Cartilage oligomeric matrix protein (COMP)‎ in arthritis : is it a valuable serum marker of inflammation and bone mineral density changes?

الملخص EN

Hypothesis : Cartilage Oligomeric Matrix Protein (COMP) is a non-collage nous glycoprotein, which occurs mainly in an articular cartilage.

This protein increases under the influence of cytokines and growth factors as a result of various diseases that cause damage to cartilage, fragments of it are released into synovial fluid and then into blood (serum COMP).

Objectives : To assess the value of serum COMP (sCOMP) as an inflammatory marker in Rheumatoid Arthritis (RA), Systemic Lupus Erythematosus (SLE), Osteoarthritis (OA) patients, and to find its correlation with disease activity & bone mineral density changes (BMD).

Methodology : This study was conducted on 100 subjects including ten healthy volunteers as group I, 30 RA patients (group II), 25 SLE patients (group III), and 35 patients with knee OA (group IV).

In addition to the physical examinations, activity was assessed in RA and SLE patients.

WOMAC index was also performed for OA patients.

Assessment of sCOMP level was determined, in addition to assessment of bone mineral density changes by DEXA.

Results : The mean values of sCOMP in RA, SLE and OA patients were 10.6 ± 3.8 U / l, 11.9 ± 3.1 U / l, and 10.9 ± 2.9 U / l respectively.

In the control group it was 5.9 ± 1.1 U / l.

Serum COMP level in RA patients was significantly higher in patients with DAS >3.7 (p<0.05) , and in patients with (ESR) value ≥ 40 mm / h compared with patients with ESR value < 40 mm / h (p < 0.05).

A high significant elevation of sCOMP level was obtained in SLE patients with hemoglobin (Hb) < 11.0 g /l, as well as those with ESR ≥ 40 mm / h (p < 0.01).

In addition, SLE patients with SLEDAI > 6 showed high significantly elevated sCOMP level than those with SLEDAI > 6 (p < 0.01).

In OA patients, the level of sCOMP was significantly elevated in those with BMD < -2.5 than those with BMD ≥-2.5.

High significant elevation was detected on comparing sCOMP level in either of group II, group III or group IV with group I (p < 0.01 for all).

In RA patients a significant positive correlation was detected between the sCOMP level and disease activity score (DAS), Hb, ESR (r = 0.42, 0.39, 0.37 respectively) (p < 0.05 for all).

In SLE patients a high significant negative correlation was found between the sCOMP level and Hb (r = -0.50, p < 0.01), and significant positive correlation was found between the sCOMP level and ESR (r = 0.40, p < 0.05).

In OA patients a significant positive correlation was found between the sCOMP level and WOMAC index (r = 0.39), and high significant negative correlation between the sCOMP level and T-score (r = -0.60, p>0.01).
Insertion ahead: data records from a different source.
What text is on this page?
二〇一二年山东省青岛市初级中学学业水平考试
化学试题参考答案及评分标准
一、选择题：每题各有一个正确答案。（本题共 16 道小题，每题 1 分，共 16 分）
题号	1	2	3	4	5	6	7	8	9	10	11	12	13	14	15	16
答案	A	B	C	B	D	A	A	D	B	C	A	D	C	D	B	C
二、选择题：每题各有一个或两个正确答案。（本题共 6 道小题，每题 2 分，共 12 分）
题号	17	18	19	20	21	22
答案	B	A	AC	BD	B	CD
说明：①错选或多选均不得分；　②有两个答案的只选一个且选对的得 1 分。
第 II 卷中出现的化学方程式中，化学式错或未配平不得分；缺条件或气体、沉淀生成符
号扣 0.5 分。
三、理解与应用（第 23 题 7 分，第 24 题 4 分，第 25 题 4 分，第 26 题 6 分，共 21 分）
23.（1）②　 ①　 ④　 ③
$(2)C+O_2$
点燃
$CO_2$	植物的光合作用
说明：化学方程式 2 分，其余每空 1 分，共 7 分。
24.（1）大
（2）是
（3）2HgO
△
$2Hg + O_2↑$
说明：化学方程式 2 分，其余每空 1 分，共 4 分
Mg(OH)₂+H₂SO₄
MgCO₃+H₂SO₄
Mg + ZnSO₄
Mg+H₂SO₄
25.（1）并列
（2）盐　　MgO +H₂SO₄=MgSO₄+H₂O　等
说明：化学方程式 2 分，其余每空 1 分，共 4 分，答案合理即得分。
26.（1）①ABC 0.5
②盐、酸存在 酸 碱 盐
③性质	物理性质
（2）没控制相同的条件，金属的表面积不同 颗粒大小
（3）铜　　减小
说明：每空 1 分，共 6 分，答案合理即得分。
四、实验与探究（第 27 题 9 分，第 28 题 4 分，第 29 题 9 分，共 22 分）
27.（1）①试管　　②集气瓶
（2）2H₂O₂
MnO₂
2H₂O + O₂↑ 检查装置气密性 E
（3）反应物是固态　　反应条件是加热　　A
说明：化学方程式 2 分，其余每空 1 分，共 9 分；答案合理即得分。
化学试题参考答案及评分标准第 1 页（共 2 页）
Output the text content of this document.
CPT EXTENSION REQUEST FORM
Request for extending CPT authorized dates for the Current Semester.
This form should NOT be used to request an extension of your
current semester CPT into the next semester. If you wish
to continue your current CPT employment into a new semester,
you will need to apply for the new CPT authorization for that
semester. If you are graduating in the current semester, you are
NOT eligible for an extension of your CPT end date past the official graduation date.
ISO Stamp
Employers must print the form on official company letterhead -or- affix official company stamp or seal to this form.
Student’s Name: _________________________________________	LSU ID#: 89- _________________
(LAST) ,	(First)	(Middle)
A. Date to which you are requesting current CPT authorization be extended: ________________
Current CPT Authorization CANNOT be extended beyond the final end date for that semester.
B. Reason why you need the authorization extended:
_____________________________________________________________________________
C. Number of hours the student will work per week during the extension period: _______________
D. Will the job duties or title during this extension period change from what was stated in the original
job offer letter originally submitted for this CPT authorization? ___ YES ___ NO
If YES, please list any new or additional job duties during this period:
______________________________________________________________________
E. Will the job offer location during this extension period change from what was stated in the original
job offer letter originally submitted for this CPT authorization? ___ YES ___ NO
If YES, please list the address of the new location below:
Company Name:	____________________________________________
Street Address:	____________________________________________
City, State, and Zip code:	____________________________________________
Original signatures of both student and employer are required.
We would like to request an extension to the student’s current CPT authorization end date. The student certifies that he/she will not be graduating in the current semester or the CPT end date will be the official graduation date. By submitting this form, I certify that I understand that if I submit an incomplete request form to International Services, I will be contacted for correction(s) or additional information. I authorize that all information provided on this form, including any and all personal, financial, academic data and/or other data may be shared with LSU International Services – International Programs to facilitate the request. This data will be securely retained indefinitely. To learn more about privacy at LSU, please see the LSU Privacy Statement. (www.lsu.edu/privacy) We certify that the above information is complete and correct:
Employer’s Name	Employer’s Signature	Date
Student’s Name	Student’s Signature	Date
Conclusions: Measurement of sCOMP is valuable for monitoring inflammation in both inflammatory e.g.

(SLE, RA) and degenerative joint diseases e.g.

(OA) we observed its correlations with activity parameters in RA and SLE.

More over OA patients had significant and high significant positive correlation of sCOMP with WOMAC index and the changes of bone mineral density (T-score) values respectively.